Ong has opted for much of this campaign to stay positive and her campaign manager, Bob Twomey who hails from Assemblywoman Fiona Ma’s office, is an excited supporter of positive campaigning over negative, but a recent negative mailer was released by Ong’s campaign that stated, “Bill Quirk promises to change Proposition 13 in a way that will hurt small businesses, Bill Quirk promises to vote for every tax increase, Bill Quirk promises to raise revenues every chance he gets.” Quirk notes that he is for Proposition 30, which Ong has not been clear on if she supports the proposition or not, but he further adds that he does not support proposition 38.
“As far as taxes go, I do not support all the taxes on the ballot. I support 30, but not 38. If Prop. 30 does not pass, the schools are in big trouble,” said Quirk. “She is using my support for political gain with conservative voters. If she does get elected and Prop. 30 does not pass, she will find, as the Chronicle said, that there is no magic way out.”
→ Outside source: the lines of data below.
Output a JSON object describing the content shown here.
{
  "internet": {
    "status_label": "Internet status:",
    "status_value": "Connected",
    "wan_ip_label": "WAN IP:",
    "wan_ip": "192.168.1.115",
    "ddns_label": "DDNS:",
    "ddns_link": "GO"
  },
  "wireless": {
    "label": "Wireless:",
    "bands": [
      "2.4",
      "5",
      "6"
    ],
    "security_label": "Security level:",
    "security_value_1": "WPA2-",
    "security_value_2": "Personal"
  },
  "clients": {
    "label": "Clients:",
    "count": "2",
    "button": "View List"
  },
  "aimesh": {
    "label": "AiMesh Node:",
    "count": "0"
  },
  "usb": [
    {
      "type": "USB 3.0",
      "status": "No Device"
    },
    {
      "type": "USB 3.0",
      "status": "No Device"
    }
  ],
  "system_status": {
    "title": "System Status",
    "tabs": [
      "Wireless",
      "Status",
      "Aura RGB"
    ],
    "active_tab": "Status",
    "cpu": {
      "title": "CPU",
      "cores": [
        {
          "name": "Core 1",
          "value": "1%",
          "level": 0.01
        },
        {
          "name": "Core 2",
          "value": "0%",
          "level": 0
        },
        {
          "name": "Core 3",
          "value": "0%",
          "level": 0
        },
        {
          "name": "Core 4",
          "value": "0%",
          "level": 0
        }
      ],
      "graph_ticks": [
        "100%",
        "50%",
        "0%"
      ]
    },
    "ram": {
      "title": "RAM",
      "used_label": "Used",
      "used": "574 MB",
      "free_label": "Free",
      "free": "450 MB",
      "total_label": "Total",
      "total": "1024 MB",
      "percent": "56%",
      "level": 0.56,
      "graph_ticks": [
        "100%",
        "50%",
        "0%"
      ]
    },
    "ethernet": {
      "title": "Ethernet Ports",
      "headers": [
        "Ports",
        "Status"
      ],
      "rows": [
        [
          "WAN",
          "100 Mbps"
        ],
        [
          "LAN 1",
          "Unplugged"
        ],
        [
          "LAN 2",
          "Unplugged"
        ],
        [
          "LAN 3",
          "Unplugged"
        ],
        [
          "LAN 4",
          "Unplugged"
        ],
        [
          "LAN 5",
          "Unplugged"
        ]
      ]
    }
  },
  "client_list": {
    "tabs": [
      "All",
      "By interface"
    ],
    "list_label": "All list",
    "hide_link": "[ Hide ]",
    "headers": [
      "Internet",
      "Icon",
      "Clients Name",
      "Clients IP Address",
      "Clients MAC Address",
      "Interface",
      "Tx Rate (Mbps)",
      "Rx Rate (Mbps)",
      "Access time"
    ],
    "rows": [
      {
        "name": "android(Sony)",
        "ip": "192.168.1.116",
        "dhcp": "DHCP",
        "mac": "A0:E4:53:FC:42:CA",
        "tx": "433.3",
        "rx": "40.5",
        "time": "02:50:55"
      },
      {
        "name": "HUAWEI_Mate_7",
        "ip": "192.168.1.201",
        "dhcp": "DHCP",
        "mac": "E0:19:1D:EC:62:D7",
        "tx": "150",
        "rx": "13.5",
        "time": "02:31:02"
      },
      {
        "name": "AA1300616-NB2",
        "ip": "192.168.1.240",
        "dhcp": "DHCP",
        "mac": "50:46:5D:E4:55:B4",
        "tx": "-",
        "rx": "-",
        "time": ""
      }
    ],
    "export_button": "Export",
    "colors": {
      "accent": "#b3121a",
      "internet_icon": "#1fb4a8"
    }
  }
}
As for Proposition 13–the “third rail” of California politics–Quirk proposed closing a loophole for large businesses that “found ways to transfer [property] ownership without triggering proposition 13 through complex financial instruments.” He further added that this idea could attract Republicans to vote for him.
Ong though claims that Quirk made no distinction in what she calls “a blanket pledge.” “Bill Quirk signed a pledge to eliminate protections under the Proposition 13 for all commercial business property. And while I understand how large corporations have an unfair tax rate under Prop 13 there are hundreds of thousands of small businesses that simply cannot afford higher taxes.”